Ha dado la vuelta al mundo recientemente la imagen del Papa, arrodillado en un confesonario de la Basílica de San Pedro en calidad de penitente, confesando sus pecados ante el ministro de Cristo que estaba en ese momento en el confesonario. No es que el Papa no esté habituado a confesarse. Todos los Papas se han confesado, y la gran mayoría de ellos ha practicado la confesión frecuente. Del Beato Juan Pablo II sabemos que se confesaba semanalmente, lo mismo que Benedicto XVI. De Francisco sabemos que lo hace cada dos semanas. Lo novedoso, sin embargo, es “ver” al Papa de rodillas como penitente. A los que no salían de su asombro, el propio Papa ha tenido que recordarles que él también es un pecador y por tanto, necesitado de la confesión.
En esto tenemos todos algo en común, que somos pecadores. Quizá la soberbia lleve a más de uno a no reconocerlo; no sabe lo que se pierde, no solo desde una óptica espiritual, sino meramente humana. El transcurso de la vida hace que se nos vaya pegando el polvo del camino a los pies: conforme pasan los años vamos comprobando que en determinadas ocasiones no hemos actuado bien y más de una vez hemos deseado, explícita o implícitamente, que el tiempo se volviera a repetir para corregir alguna de nuestras actuaciones. La confesión hace esto posible, nos “resetea”.

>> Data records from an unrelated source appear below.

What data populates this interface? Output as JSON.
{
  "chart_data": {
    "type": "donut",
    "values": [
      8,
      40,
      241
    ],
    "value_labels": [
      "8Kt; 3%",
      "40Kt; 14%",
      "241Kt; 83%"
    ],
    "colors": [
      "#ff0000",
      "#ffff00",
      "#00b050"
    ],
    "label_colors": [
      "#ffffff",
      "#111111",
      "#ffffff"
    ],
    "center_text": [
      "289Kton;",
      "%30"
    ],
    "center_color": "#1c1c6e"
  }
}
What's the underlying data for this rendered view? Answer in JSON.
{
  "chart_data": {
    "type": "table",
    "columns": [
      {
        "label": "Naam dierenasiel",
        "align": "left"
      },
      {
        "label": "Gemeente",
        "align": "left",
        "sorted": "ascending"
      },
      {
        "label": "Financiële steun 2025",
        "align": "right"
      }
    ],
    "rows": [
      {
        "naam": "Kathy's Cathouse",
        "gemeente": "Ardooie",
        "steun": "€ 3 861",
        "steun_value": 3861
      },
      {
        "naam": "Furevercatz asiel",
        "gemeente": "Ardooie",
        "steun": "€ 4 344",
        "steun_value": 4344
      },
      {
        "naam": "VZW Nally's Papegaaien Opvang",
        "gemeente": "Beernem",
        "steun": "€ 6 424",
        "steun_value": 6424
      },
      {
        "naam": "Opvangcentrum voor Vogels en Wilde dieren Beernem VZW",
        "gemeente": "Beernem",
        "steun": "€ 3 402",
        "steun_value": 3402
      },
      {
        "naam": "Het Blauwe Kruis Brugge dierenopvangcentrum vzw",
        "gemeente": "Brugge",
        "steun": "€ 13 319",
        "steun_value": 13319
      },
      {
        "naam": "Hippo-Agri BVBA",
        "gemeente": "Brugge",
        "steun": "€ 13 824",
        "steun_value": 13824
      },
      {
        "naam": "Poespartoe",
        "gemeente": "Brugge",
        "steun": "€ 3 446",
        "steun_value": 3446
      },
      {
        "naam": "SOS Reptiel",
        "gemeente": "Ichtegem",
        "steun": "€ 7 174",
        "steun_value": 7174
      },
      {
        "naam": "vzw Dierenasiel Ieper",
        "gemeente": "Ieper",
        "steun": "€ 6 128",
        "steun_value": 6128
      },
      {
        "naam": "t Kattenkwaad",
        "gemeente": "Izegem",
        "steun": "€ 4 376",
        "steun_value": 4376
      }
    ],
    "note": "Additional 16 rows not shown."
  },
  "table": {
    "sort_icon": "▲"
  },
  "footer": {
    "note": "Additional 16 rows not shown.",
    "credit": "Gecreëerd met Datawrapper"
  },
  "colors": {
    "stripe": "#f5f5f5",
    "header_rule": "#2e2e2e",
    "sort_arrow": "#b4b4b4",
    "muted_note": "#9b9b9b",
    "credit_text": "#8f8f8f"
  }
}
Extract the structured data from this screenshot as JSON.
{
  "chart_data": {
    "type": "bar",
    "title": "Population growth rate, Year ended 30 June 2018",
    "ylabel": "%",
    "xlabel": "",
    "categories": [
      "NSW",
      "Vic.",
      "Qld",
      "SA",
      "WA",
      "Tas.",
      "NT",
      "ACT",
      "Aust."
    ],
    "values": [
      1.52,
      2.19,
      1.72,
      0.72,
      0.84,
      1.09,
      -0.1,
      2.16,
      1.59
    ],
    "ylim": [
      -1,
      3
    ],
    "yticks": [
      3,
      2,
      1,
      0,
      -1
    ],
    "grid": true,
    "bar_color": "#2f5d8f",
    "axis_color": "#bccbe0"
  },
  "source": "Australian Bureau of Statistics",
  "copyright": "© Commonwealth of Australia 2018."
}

La cantidad de sufrimiento que existe en la humanidad es incalculable. Mucho de ese sufrimiento tiene a otros por causa, pero hay una buena parte del sufrir humano que tiene por causante al propio sujeto que sufre. Esto es evidente, porque de lo contrario no estarían abarrotadas las consultas de los psiquiatras y psicólogos con pacientes que no están contentos de su propio actuar. Me parece que en toda esta cuestión falla algo esencial: Se le han enseñado a quien sufre muchas terapias concienzudamente investigadas, pero no se le ha enseñado a pedir perdón, que cuando es oportuno, resulta ser la terapia más efectiva, ya que los males del alma se curan con terapias del alma y no hay nada con lo que el alma quede más en paz que con una buena confesión. Esto lo digo por experiencia propia, y también por experiencia ajena de personas cercanas, a quienes he visto, como a mí, experimentar el perdón de Dios.

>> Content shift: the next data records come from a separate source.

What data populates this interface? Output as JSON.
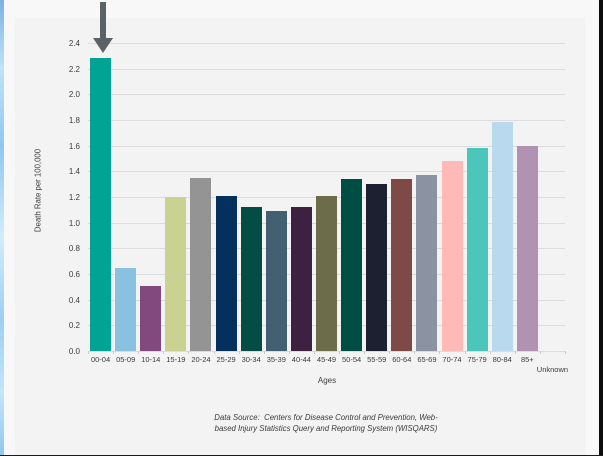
{
  "window": {
    "page_background": "#f8f8f8",
    "card_background": "#f3f3f3",
    "left_edge_color": "#8ec6ee",
    "right_edge_color": "#0d0d0d",
    "arrow_color": "#5c6165",
    "gridline_color": "#dcdcdc",
    "axis_text_color": "#3d3d3d"
  },
  "chart_data": {
    "type": "bar",
    "xlabel": "Ages",
    "ylabel": "Death Rate per 100,000",
    "ylim": [
      0,
      2.5
    ],
    "grid": true,
    "legend": false,
    "ytick_labels": [
      "0.0",
      "0.2",
      "0.4",
      "0.6",
      "0.8",
      "1.0",
      "1.2",
      "1.4",
      "1.6",
      "1.8",
      "2.0",
      "2.2",
      "2.4"
    ],
    "categories": [
      "00-04",
      "05-09",
      "10-14",
      "15-19",
      "20-24",
      "25-29",
      "30-34",
      "35-39",
      "40-44",
      "45-49",
      "50-54",
      "55-59",
      "60-64",
      "65-69",
      "70-74",
      "75-79",
      "80-84",
      "85+",
      "Unknown"
    ],
    "values": [
      2.28,
      0.65,
      0.51,
      1.2,
      1.35,
      1.21,
      1.12,
      1.09,
      1.12,
      1.21,
      1.34,
      1.3,
      1.34,
      1.37,
      1.48,
      1.58,
      1.78,
      1.6,
      null
    ],
    "bar_colors": [
      "#00a394",
      "#8bc1e0",
      "#82497e",
      "#c9d291",
      "#949494",
      "#04305e",
      "#054c45",
      "#426071",
      "#3e2040",
      "#6c6c4a",
      "#004d43",
      "#1c2030",
      "#7e4a46",
      "#8b93a3",
      "#ffb9b6",
      "#4cc5ba",
      "#b9daee",
      "#b292b2",
      null
    ],
    "staggered_labels": [
      "Unknown"
    ],
    "annotation": {
      "type": "down-arrow",
      "target_category": "00-04"
    }
  },
  "footer": {
    "source_line1": "Data Source:  Centers for Disease Control and Prevention, Web-",
    "source_line2": "based Injury Statistics Query and Reporting System (WISQARS)"
  }
}
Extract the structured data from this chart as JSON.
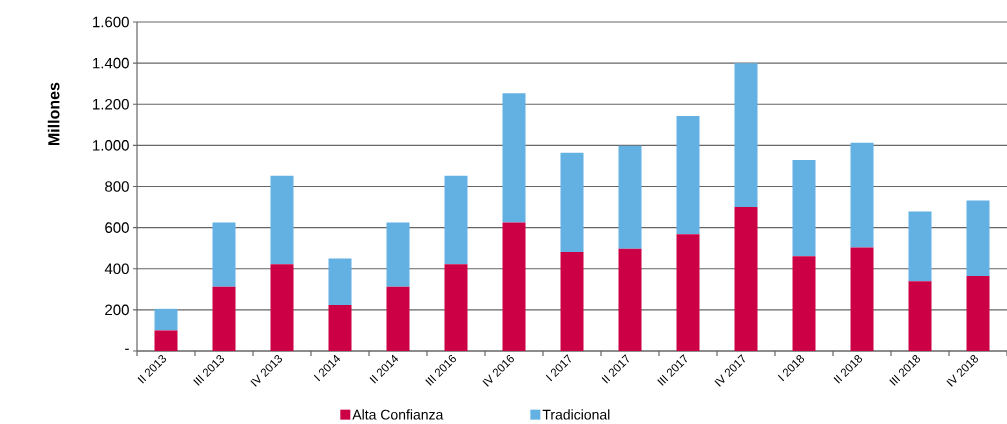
{
  "chart_data": {
    "type": "bar",
    "stacked": true,
    "ylabel": "Millones",
    "categories": [
      "II 2013",
      "III 2013",
      "IV 2013",
      "I 2014",
      "II 2014",
      "III 2016",
      "IV 2016",
      "I 2017",
      "II 2017",
      "III 2017",
      "IV 2017",
      "I 2018",
      "II 2018",
      "III 2018",
      "IV 2018"
    ],
    "series": [
      {
        "name": "Alta Confianza",
        "color": "#cc0044",
        "values": [
          100,
          312,
          422,
          224,
          312,
          422,
          625,
          481,
          497,
          568,
          700,
          461,
          503,
          339,
          365
        ]
      },
      {
        "name": "Tradicional",
        "color": "#63b0e3",
        "values": [
          105,
          313,
          430,
          226,
          313,
          430,
          628,
          483,
          501,
          575,
          699,
          468,
          510,
          340,
          367
        ]
      }
    ],
    "ylim": [
      0,
      1600
    ],
    "yticks": [
      {
        "value": 0,
        "label": "-"
      },
      {
        "value": 200,
        "label": "200"
      },
      {
        "value": 400,
        "label": "400"
      },
      {
        "value": 600,
        "label": "600"
      },
      {
        "value": 800,
        "label": "800"
      },
      {
        "value": 1000,
        "label": "1.000"
      },
      {
        "value": 1200,
        "label": "1.200"
      },
      {
        "value": 1400,
        "label": "1.400"
      },
      {
        "value": 1600,
        "label": "1.600"
      }
    ],
    "grid": "y",
    "legend": "bottom"
  }
}
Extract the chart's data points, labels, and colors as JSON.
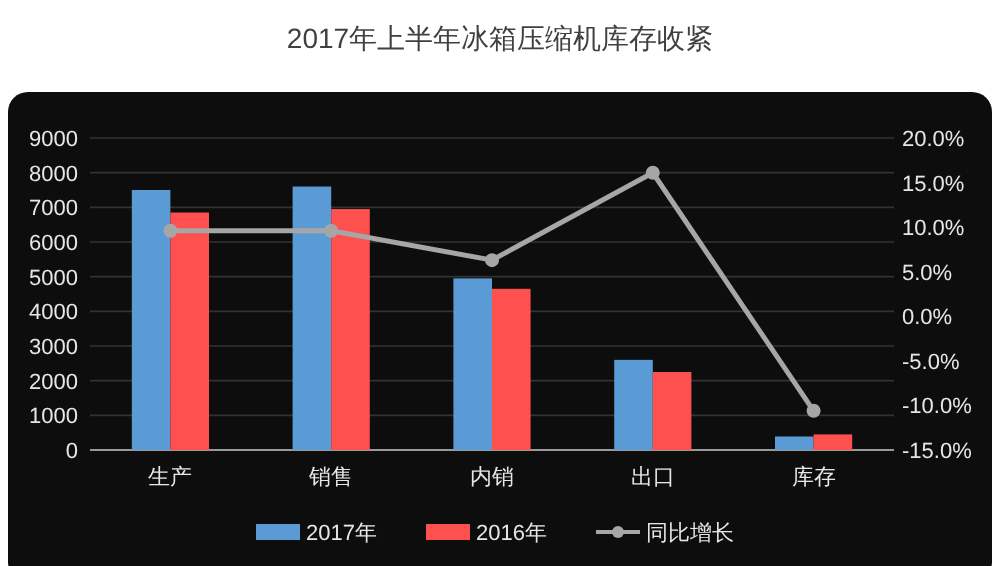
{
  "chart_data": {
    "type": "bar",
    "title": "2017年上半年冰箱压缩机库存收紧",
    "categories": [
      "生产",
      "销售",
      "内销",
      "出口",
      "库存"
    ],
    "series": [
      {
        "name": "2017年",
        "color": "#5b9bd5",
        "values": [
          7500,
          7600,
          4950,
          2600,
          390
        ]
      },
      {
        "name": "2016年",
        "color": "#ff5050",
        "values": [
          6850,
          6950,
          4650,
          2250,
          450
        ]
      },
      {
        "name": "同比增长",
        "type": "line",
        "axis": "y2",
        "color": "#a6a6a6",
        "marker": "circle",
        "values": [
          9.6,
          9.6,
          6.3,
          16.1,
          -10.6
        ]
      }
    ],
    "ylim": [
      0,
      9000
    ],
    "yticks": [
      0,
      1000,
      2000,
      3000,
      4000,
      5000,
      6000,
      7000,
      8000,
      9000
    ],
    "y2lim": [
      -15,
      20
    ],
    "y2ticks": [
      {
        "value": -15,
        "label": "-15.0%"
      },
      {
        "value": -10,
        "label": "-10.0%"
      },
      {
        "value": -5,
        "label": "-5.0%"
      },
      {
        "value": 0,
        "label": "0.0%"
      },
      {
        "value": 5,
        "label": "5.0%"
      },
      {
        "value": 10,
        "label": "10.0%"
      },
      {
        "value": 15,
        "label": "15.0%"
      },
      {
        "value": 20,
        "label": "20.0%"
      }
    ],
    "grid": "y",
    "legend": "bottom"
  }
}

Y además, la confesión es gratis en medio de este mundo donde nos cobran hasta por respirar. Alguna vez he pensado que si el SAS descubriera este chollo pondría una planta entera del Reina Sofía con confesonarios para solucionar antes, más y mejor muchos problemas que le cuestan unas buenas nóminas de psiquiatras y psicólogos, amén de un cargamento de medicinas para las enfermedades psíquicas, pagadas con dinero público. No quiero menospreciar a estos profesionales, sino hacer ver que muchos casos que les pueden llegar no son problemas médicos, sino problemas espirituales porque afortunadamente en los problemas del alma, esta también puede poner de su parte, y muchos problemas desaparecen ante ese acto de humildad de ponerse en la presencia de un ministro de Dios y pedir perdón por haber pecado.
Una enfermedad psíquica le puede venir a cualquiera. Pueden ser muchas las causas y no podemos generalizar. Sin embargo, lo que yo he podido observar, es que quienes viven la religión cristiana intensamente están en mejores condiciones de afrontar una enfermedad psíquica y se defienden mejor cuando esta aparece. Y es lógico que sea así, ya que el alma no se cuida solo atiborrándose de orfidal, prozac o trankimazín, porque el alma no es una máquina o un producto químico con quien reaccionan otros productos químicos; el alma es espiritual y la medicina del espíritu tiene su propio modo de ser, y Dios, autor del alma, conoce muy bien cómo es esta y qué cuidados debe tener y por eso instituyó el sacramento de la penitencia.
El Papa tiene varias enfermedades, pero del alma, está como un roble. Algo tendrá que ver en ello su confesión cada dos semanas. El que lo quiera comprobar, que pruebe.